Sanger “saw birth control as a means to prevent unwanted children from being born into a disadvantaged life, and incorporated the language of eugenics to advance the movement. Sanger also sought to discourage the reproduction of persons who, it was believed, would pass on mental disease or serious physical defect. She advocated sterilization in cases where the subject was unable to use birth control.[4]

In 1920, in "Women and the New Race", Margaret Sanger wrote this: [My emphases]

Birth control itself, often denounced as a violation of natural law, is nothing more or less than the facilitation of the process of weeding out the unfit, of preventing the birth of defectives or of those who will become defectives. So, in compliance with nature’s working plan, we must permit womanhood its full development before we can expect of it efficient motherhood. If we are to make racial progress, this development of womanhood must precede motherhood in every individual woman. Then and then only can the mother cease to be an incubator and be a mother indeed. Then only can she transmit to her sons and daughters the qualities which make strong individuals and, collectively, a strong race.

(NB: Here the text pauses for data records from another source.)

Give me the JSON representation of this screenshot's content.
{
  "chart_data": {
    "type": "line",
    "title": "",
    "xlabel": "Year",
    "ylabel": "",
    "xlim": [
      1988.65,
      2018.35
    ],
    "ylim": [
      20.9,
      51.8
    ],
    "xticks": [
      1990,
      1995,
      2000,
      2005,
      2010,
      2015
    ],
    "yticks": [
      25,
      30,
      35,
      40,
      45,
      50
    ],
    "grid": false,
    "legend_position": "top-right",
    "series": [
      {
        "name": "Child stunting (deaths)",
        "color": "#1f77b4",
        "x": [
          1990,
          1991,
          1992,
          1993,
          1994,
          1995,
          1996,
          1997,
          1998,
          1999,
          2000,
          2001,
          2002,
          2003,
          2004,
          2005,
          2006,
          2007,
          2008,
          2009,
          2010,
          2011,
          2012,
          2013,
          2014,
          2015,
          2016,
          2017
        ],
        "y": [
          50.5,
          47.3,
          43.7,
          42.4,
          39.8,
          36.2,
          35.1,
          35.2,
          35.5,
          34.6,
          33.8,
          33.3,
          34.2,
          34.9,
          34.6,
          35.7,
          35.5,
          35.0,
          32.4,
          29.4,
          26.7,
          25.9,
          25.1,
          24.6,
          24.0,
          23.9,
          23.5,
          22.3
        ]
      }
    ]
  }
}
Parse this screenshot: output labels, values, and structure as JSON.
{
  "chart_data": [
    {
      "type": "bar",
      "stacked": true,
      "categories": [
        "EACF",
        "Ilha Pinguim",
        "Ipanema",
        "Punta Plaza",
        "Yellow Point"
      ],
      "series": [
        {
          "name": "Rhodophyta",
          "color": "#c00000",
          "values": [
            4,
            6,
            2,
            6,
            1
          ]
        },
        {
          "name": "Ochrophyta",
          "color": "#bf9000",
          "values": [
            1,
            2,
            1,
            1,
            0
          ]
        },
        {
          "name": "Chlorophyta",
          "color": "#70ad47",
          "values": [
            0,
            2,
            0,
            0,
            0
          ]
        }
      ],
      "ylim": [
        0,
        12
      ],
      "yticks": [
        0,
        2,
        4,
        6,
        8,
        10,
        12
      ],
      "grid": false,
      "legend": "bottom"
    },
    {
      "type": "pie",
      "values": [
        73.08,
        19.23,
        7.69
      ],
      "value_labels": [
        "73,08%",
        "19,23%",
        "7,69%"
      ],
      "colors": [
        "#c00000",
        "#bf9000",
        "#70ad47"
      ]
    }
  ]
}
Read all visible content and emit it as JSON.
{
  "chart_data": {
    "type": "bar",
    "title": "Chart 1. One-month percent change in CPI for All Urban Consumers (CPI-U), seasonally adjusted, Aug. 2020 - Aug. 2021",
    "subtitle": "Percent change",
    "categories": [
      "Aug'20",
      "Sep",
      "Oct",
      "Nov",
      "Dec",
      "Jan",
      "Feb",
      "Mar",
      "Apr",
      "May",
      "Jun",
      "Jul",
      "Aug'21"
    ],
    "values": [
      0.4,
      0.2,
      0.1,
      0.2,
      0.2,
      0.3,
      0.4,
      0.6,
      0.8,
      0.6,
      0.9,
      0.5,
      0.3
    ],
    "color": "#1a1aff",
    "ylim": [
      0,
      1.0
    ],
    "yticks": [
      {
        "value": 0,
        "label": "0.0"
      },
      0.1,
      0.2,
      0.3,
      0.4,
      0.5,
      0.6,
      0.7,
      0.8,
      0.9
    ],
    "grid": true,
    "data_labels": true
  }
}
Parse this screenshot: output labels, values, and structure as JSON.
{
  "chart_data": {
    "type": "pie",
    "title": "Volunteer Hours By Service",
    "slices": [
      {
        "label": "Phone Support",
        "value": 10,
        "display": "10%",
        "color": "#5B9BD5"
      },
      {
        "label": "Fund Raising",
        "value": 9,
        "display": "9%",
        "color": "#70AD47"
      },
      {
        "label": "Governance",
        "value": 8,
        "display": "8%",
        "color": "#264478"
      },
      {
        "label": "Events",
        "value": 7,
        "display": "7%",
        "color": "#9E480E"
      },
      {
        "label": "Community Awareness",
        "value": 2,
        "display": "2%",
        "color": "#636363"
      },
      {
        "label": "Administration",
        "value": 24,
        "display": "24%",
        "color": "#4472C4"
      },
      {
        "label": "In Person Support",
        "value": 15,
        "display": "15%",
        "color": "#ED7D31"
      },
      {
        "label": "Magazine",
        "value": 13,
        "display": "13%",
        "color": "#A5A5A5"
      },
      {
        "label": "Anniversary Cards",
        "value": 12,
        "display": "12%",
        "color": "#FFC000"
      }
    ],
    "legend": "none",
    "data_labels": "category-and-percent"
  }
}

It should however be noted that Margaret Sanger, unlike the modern Planned Parenthood, was completely against abortion. She saw contraception as a measure to prevent abortion. She wrote this in her autobiography in 1938:

…we explained what contraception was; that abortion was the wrong way no matter how early it was performed it was taking life; that contraception was the better way, the safer way—it took a little time, a little trouble, but was well worth while in the long run, because life had not yet begun

Wouldn’t it be wonderful if the world would again realise this truth - Life begins at conception! Wouldn't it also be wonderful if the world came to the realisation that the promotion of artificial birth control is not necessarily based on the good of the individual. 

[1] Birth Control, Encyclopaedia Britannica, Encyclopaedia Britannica Ultimate Reference Suite, 2013
[2] American Birth Control League, Wikipedia,, accessed May 9, 2013
[3] Margaret Sanger, Wikipedia,, accessed May 9, 2013
[4] Eugenics in the United States, Wikipedia,, accessed May 9, 2013

1 comment:

  1. There are dangers about birth control pills. Aside from moral issues, we need to be concerned about health and the environment.